Internet Segura for Kids (IS4K) ha puesto en marcha una línea de atención telefónica para menores, familiares y tutores con el objetivo de atender y asesorar en casos de ciberacoso, grooming u otros riesgos asociados con el uso de Internet. Esta línea de trabajo forma parte del plan del Centro de Seguridad en Internet para menores de edad en España y sigue el modelo de otras líneas telefónicas de ayuda existentes en otros países europeos. La línea de atención forma parte de la red paneuropea INSFAE, de Centros de Seguridad en Internet cofinanciado por la Comisión Europea.

La línea de atención es 900 116 117 y el horario es de 10.00 a 20.00 de lunes a viernes y los fines de semana, de 10.00 a 14.00. Las consultas son atendidas por equipos profesionales interdisciplinarios (psicólogos/as, expertos/as en seguridad IT y asesoramiento legal). Tal y como indican en su web, el servicio es gratuito y confidencial. Esta iniciativa contribuye a mejorar la atención en estos casos, en la línea de otros servicios europeos que hasta ahora no existían en nuestro contexto.

Por otro lado, también se ha activado una línea de denuncia donde se pueden reportar casos de abusos sexuales infantiles y contenidos perjudiciales para menores. En el primer caso se facilita el enlace directo al formulario de la Policía Nacional y de la Interpol para enviar la información concreta, de esta manera las fuerzas de seguridad pueden seguir la información y realizar las acciones pertinentes. En este sentido animan a colaborar en estas denuncias puesto que la colaboración ciudadana es fundamental para detener a los abusadores y creadores de contenidos abusivos.

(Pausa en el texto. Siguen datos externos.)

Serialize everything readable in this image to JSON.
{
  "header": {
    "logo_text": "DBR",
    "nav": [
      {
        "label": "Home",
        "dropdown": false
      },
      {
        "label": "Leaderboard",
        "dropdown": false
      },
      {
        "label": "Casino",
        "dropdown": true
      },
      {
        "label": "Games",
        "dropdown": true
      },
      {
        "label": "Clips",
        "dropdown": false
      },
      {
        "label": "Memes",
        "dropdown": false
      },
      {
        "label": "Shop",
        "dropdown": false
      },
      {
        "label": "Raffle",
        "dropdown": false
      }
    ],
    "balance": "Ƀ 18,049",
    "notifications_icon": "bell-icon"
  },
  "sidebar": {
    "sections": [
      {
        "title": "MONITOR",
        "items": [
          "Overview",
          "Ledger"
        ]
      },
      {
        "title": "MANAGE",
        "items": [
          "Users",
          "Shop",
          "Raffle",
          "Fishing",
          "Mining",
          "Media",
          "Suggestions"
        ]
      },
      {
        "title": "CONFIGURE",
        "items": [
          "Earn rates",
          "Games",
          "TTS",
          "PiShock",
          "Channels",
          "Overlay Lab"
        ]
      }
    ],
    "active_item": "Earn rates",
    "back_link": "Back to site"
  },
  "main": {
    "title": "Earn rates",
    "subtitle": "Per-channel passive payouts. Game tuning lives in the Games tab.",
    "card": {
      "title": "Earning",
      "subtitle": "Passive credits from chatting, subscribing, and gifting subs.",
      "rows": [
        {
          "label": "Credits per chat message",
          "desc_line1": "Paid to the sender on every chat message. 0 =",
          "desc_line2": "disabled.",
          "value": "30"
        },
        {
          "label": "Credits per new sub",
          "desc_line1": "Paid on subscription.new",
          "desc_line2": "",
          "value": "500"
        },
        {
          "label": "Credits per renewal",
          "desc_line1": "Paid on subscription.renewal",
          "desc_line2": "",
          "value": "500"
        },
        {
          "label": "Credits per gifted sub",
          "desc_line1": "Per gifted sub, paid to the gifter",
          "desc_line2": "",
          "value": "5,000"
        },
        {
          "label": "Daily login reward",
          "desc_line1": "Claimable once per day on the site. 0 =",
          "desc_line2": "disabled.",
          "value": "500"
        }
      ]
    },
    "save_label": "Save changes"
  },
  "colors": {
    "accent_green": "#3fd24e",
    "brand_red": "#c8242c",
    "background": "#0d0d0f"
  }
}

El segundo es una opción de denuncia dentro de la propia página, donde puedes informar sobre páginas, aplicaciones, etc. que contengan contenidos inapropiados y promuevan conductas peligrosas o contactos de riesgo.

Sin duda estas iniciativas son necesarias para avanzar en la protección de las y los menores, pero otra de las vías imprescindibles es la implicación en la tolerancia 0 a cualquier tipo de abuso, y aquí las personas adultas tenemos un papel fundamental. Nuestros menores se atreverán a denunciar si perciben que su entorno es seguro, si sienten que las personas adultas las apoyaremos y no dudaremos de ellas, ni cuestionaremos su denuncia. Sólo si perciben implicación por parte nuestra, podemos construir entre todos un entorno libre de violencia, tal y como indican las recomendaciones científicas más punteras en esta materia.